The queues are probably New World’s greatest Achilles Heel right now, at a time when such a vulnerability could completely hobble the experience across the board. Hype is real, and wanting to be part of the hype is lterally part of any game’s attraction at launch. Queues, therefor, are a game’s “cold shower”, giving players time to shake off the siren’s song and evaluate if they really want to devote time to another time-sucking online game that many outlets seem to begrudgingly respect for the numbers, yet dislike for the perceived grind around resource collection. Fighting a queue in order to make that determination might not be something that many people want to do, which in a completely ironic about-face might be the solution to reducing the queues through plain old attrition. Considering that it’s almost been a week since launch and the queues are still in full effect, probably not.
Amazon’s solution, then, has been to open new servers and suggesting new players roll there. That, however, only helps to not make the existing problems worse; it doesn’t solve the problems that the rest of us already have. For that, then, Amazon is going to allow everyone to transfer to another server gratis. We’ve all been here, though, and I don’t think any of us are under any illusions that this is going to go smoothly. I mean, what’s the point of allowing players from congested servers to move to “lower population” servers — the same servers that Amazon has been directing new players to, so “not empty”? Isn’t that just going to cause a log-jam elsewhere?
The theory is that each server has a very low cap, like around 2000 concurrent people. Belghast did some napkin-math on this and it would explain why launch servers filled up quickly with day-one players. Assuming that this cap isn’t raised significantly, even moving a 50 or 100 person gaming group would cause a significant effect on the destination server. I’d suggest that if people were able to move their guilds en masse to count as a single entity, it could potentially help Amazon decide if they need even more servers, but we win some and we lose some, and sometimes it seems that the logical choices aren’t ever on the table.

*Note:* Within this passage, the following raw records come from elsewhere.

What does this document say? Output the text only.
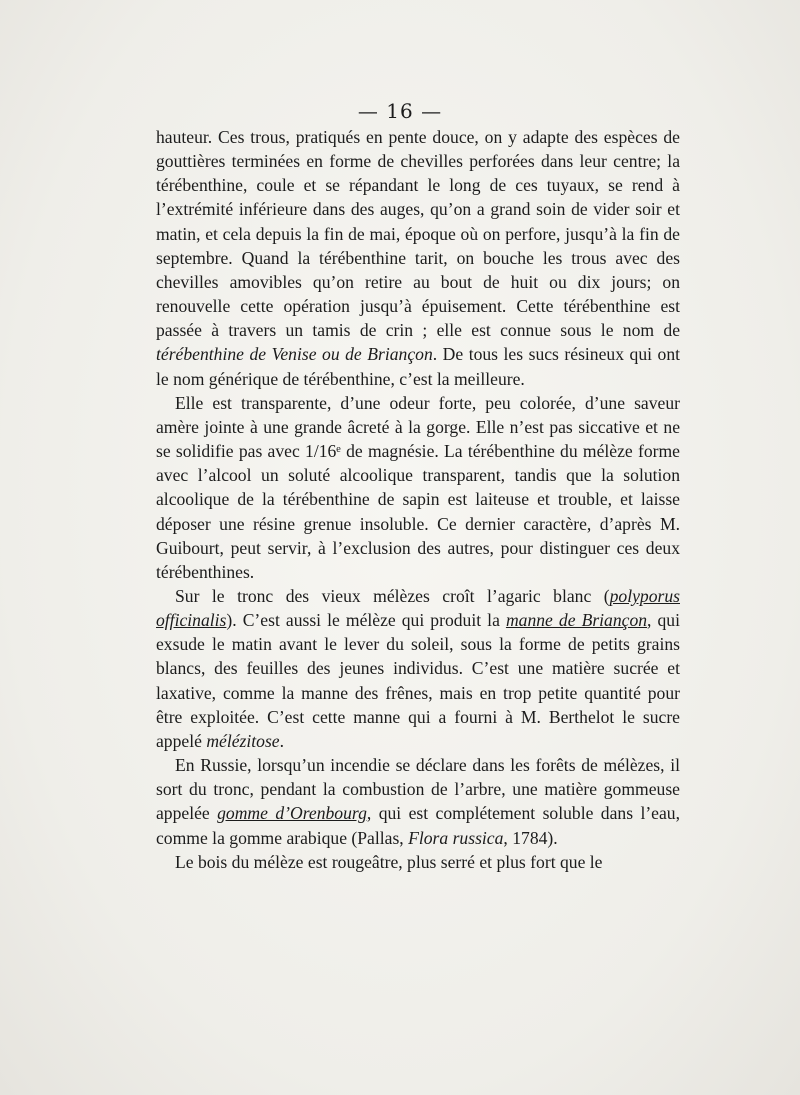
— 16 —

hauteur. Ces trous, pratiqués en pente douce, on y adapte des espèces de gouttières terminées en forme de chevilles perforées dans leur centre; la térébenthine, coule et se répandant le long de ces tuyaux, se rend à l’extrémité inférieure dans des auges, qu’on a grand soin de vider soir et matin, et cela depuis la fin de mai, époque où on perfore, jusqu’à la fin de septembre. Quand la térébenthine tarit, on bouche les trous avec des chevilles amovibles qu’on retire au bout de huit ou dix jours; on renouvelle cette opération jusqu’à épuisement. Cette térébenthine est passée à travers un tamis de crin ; elle est connue sous le nom de térébenthine de Venise ou de Briançon. De tous les sucs résineux qui ont le nom générique de térébenthine, c’est la meilleure.

Elle est transparente, d’une odeur forte, peu colorée, d’une saveur amère jointe à une grande âcreté à la gorge. Elle n’est pas siccative et ne se solidifie pas avec 1/16ᵉ de magnésie. La térébenthine du mélèze forme avec l’alcool un soluté alcoolique transparent, tandis que la solution alcoolique de la térébenthine de sapin est laiteuse et trouble, et laisse déposer une résine grenue insoluble. Ce dernier caractère, d’après M. Guibourt, peut servir, à l’exclusion des autres, pour distinguer ces deux térébenthines.

Sur le tronc des vieux mélèzes croît l’agaric blanc (polyporus officinalis). C’est aussi le mélèze qui produit la manne de Briançon, qui exsude le matin avant le lever du soleil, sous la forme de petits grains blancs, des feuilles des jeunes individus. C’est une matière sucrée et laxative, comme la manne des frênes, mais en trop petite quantité pour être exploitée. C’est cette manne qui a fourni à M. Berthelot le sucre appelé mélézitose.

En Russie, lorsqu’un incendie se déclare dans les forêts de mélèzes, il sort du tronc, pendant la combustion de l’arbre, une matière gommeuse appelée gomme d’Orenbourg, qui est complétement soluble dans l’eau, comme la gomme arabique (Pallas, Flora russica, 1784).

Le bois du mélèze est rougeâtre, plus serré et plus fort que le
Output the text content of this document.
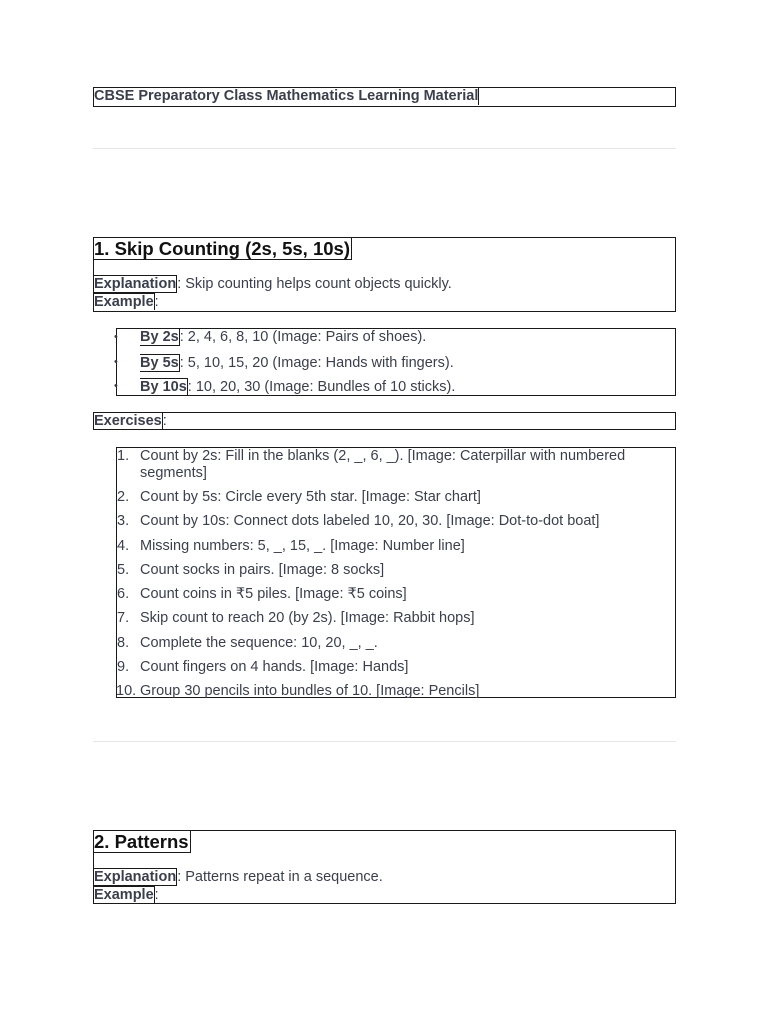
CBSE Preparatory Class Mathematics Learning Material
1. Skip Counting (2s, 5s, 10s)
Explanation: Skip counting helps count objects quickly.
Example:
• By 2s: 2, 4, 6, 8, 10 (Image: Pairs of shoes).
• By 5s: 5, 10, 15, 20 (Image: Hands with fingers).
• By 10s: 10, 20, 30 (Image: Bundles of 10 sticks).
Exercises:
1. Count by 2s: Fill in the blanks (2, _, 6, _). [Image: Caterpillar with numbered segments]
2. Count by 5s: Circle every 5th star. [Image: Star chart]
3. Count by 10s: Connect dots labeled 10, 20, 30. [Image: Dot-to-dot boat]
4. Missing numbers: 5, _, 15, _. [Image: Number line]
5. Count socks in pairs. [Image: 8 socks]
6. Count coins in ₹5 piles. [Image: ₹5 coins]
7. Skip count to reach 20 (by 2s). [Image: Rabbit hops]
8. Complete the sequence: 10, 20, _, _.
9. Count fingers on 4 hands. [Image: Hands]
10. Group 30 pencils into bundles of 10. [Image: Pencils]
2. Patterns
Explanation: Patterns repeat in a sequence.
Example:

To that end, I’m going to hold off on New World until the server transfers have been announced and opened. At that point, I will probably follow the Minda crowd wherever they go; servers only mean something to me based on who is there, for good or for ill, even though I don’t really ever play with folks. Right now, I’m only level 17, so my vacation will probably put me further back (though I was gone this past weekend which also didn’t help), but that’s a situation I’ve come to terms with a long time ago; having folks to hit up in chat with questions or whatnot is fine, and I’ll make my own way in the world.

What I cannot do, however, is re-do content so soon after having done it the first time. This was my M.O. after the first alpha I participated in. I didn’t want to go much further because I didn’t want to spoil the eventual live experience, and as I’ve been playing since launch — just last week — I cannot force myself to go back to the new player experience by rolling on another, low pop server just so I can feel that I’m getting the playtime I paid for. Eventually I suppose I could go back to square one, but that would have to be out of sheer and epic-levels of boredom. Right now, rolling a new character would only be a stop-gap measure for the evenings because when server transfers start happening, and (fingers crossed) we move to a more reasonable home, I wouldn’t want to dual-level two different characters in two different locations, considering how slowly I level as a rule.